With a food processor: Combine the flour and salt in the container and pulse once or twice. Turn the machine on and add 1/2 cup hot water and the butter or olive oil through the feed tube. Process just until a ball begins to form, about 30 seconds. Add a few drops of water if the dough is dry and grainy; add a tablespoon of flour if the dough sticks to the side of the bowl.

By hand: Combine the flour and salt in a large bowl. Make a well in the middle. Into this well, add the butter or olive oil and about 1/2 cup hot water. Beat the water with a fork, slowly and gradually incorporating a little of the flour at a time. When it becomes too hard to stir with the fork, use your hands. When all the flour has been mixed in, knead the dough, pushing it against the board and folding it repeatedly until it is not at all sticky and quite stiff. Add water 1/2 teaspoon at a time if the mixture is dry and not coming together; add flour if it is sticky.
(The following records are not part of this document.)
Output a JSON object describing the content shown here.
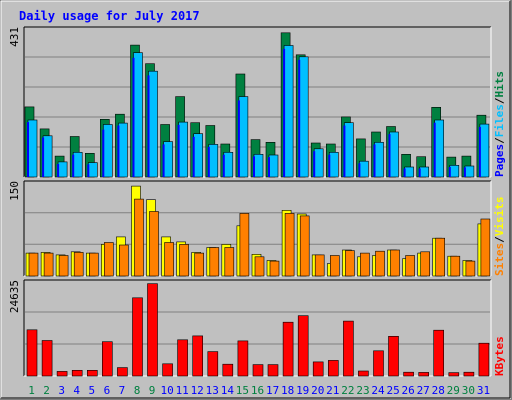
{
  "chart_data": {
    "type": "bar",
    "title": "Daily usage for July 2017",
    "categories": [
      "1",
      "2",
      "3",
      "4",
      "5",
      "6",
      "7",
      "8",
      "9",
      "10",
      "11",
      "12",
      "13",
      "14",
      "15",
      "16",
      "17",
      "18",
      "19",
      "20",
      "21",
      "22",
      "23",
      "24",
      "25",
      "26",
      "27",
      "28",
      "29",
      "30",
      "31"
    ],
    "weekend_days": [
      "1",
      "2",
      "8",
      "9",
      "15",
      "16",
      "22",
      "23",
      "29",
      "30"
    ],
    "panels": [
      {
        "id": "hits-files-pages",
        "max_label": "431",
        "ylim": [
          0,
          431
        ],
        "legend": [
          "Pages",
          "/",
          "Files",
          "/",
          "Hits"
        ],
        "series": [
          {
            "name": "Hits",
            "color": "#008040",
            "values": [
              204,
              140,
              61,
              118,
              69,
              168,
              183,
              384,
              330,
              153,
              234,
              158,
              150,
              96,
              300,
              109,
              101,
              420,
              356,
              99,
              96,
              175,
              111,
              131,
              147,
              66,
              59,
              203,
              58,
              61,
              180
            ]
          },
          {
            "name": "Files",
            "color": "#00bfff",
            "values": [
              166,
              120,
              44,
              72,
              42,
              153,
              157,
              362,
              308,
              103,
              160,
              126,
              95,
              72,
              234,
              66,
              64,
              383,
              350,
              82,
              72,
              158,
              46,
              101,
              131,
              29,
              29,
              166,
              34,
              32,
              154
            ]
          },
          {
            "name": "Pages",
            "color": "#0000ff",
            "values": [
              160,
              115,
              38,
              65,
              37,
              138,
              150,
              347,
              296,
              95,
              152,
              117,
              88,
              65,
              223,
              60,
              58,
              373,
              341,
              75,
              65,
              150,
              40,
              95,
              125,
              25,
              25,
              158,
              29,
              28,
              146
            ]
          }
        ]
      },
      {
        "id": "visits-sites",
        "max_label": "150",
        "ylim": [
          0,
          150
        ],
        "legend": [
          "Sites",
          "/",
          "Visits"
        ],
        "series": [
          {
            "name": "Visits",
            "color": "#ffff00",
            "values": [
              37,
              38,
              34,
              39,
              37,
              51,
              63,
              145,
              123,
              63,
              55,
              38,
              46,
              51,
              81,
              35,
              25,
              106,
              100,
              34,
              20,
              42,
              31,
              33,
              42,
              28,
              37,
              61,
              32,
              25,
              84
            ]
          },
          {
            "name": "Sites",
            "color": "#ff8000",
            "values": [
              37,
              37,
              33,
              38,
              37,
              54,
              50,
              124,
              104,
              54,
              51,
              37,
              46,
              46,
              101,
              31,
              24,
              101,
              97,
              34,
              33,
              41,
              37,
              40,
              42,
              33,
              39,
              61,
              32,
              24,
              92
            ]
          }
        ]
      },
      {
        "id": "kbytes",
        "max_label": "24635",
        "ylim": [
          0,
          24635
        ],
        "legend": [
          "KBytes"
        ],
        "series": [
          {
            "name": "KBytes",
            "color": "#ff0000",
            "values": [
              12100,
              9300,
              1200,
              1500,
              1500,
              9000,
              2200,
              20500,
              24200,
              3200,
              9500,
              10500,
              6400,
              3100,
              9200,
              3000,
              3000,
              14100,
              15800,
              3700,
              4100,
              14400,
              1300,
              6600,
              10400,
              1000,
              950,
              12000,
              900,
              1000,
              8600
            ]
          }
        ]
      }
    ]
  },
  "colors": {
    "title": "#0000ff",
    "weekend_label": "#008040",
    "weekday_label": "#0000ff",
    "plot_background": "#c0c0c0",
    "grid": "#808080"
  }
}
Sprinkle the dough with a little of the reserved flour and cover with plastic or a cloth; let it rest for about 30 minutes. (You can store the dough in the refrigerator, wrapped in plastic, until you’re ready to roll it out, for up to 24 hours.)

Follow Steps 2 through 6 in the Fresh Egg Pasta recipe for rolling, cutting, and cooking instructions.

Variation

Pinci. Hand-rolled spaghetti from Tuscany, usually made with semolina flour: Add several grinds of black pepper to the flour and add an egg to the flour well with the butter or olive oil. Add a couple tablespoons water, adding more 1/2 teaspoon at a time if the dough doesn’t come together. Transfer the dough to a lightly floured work surface and knead it until it is not at all sticky but still soft and pliable. Roll the dough to 1/4-inch thickness, cut it into 2-inch-wide strips, dust the work surface with cornmeal, and roll the strips into logs. Cut the logs into 3-inch lengths and hand-roll each piece, stretching as you roll, to 1/8-inch-thick noodles. Keep them separate with cornmeal. Cook the pinci as you would the fresh pasta (Step 6).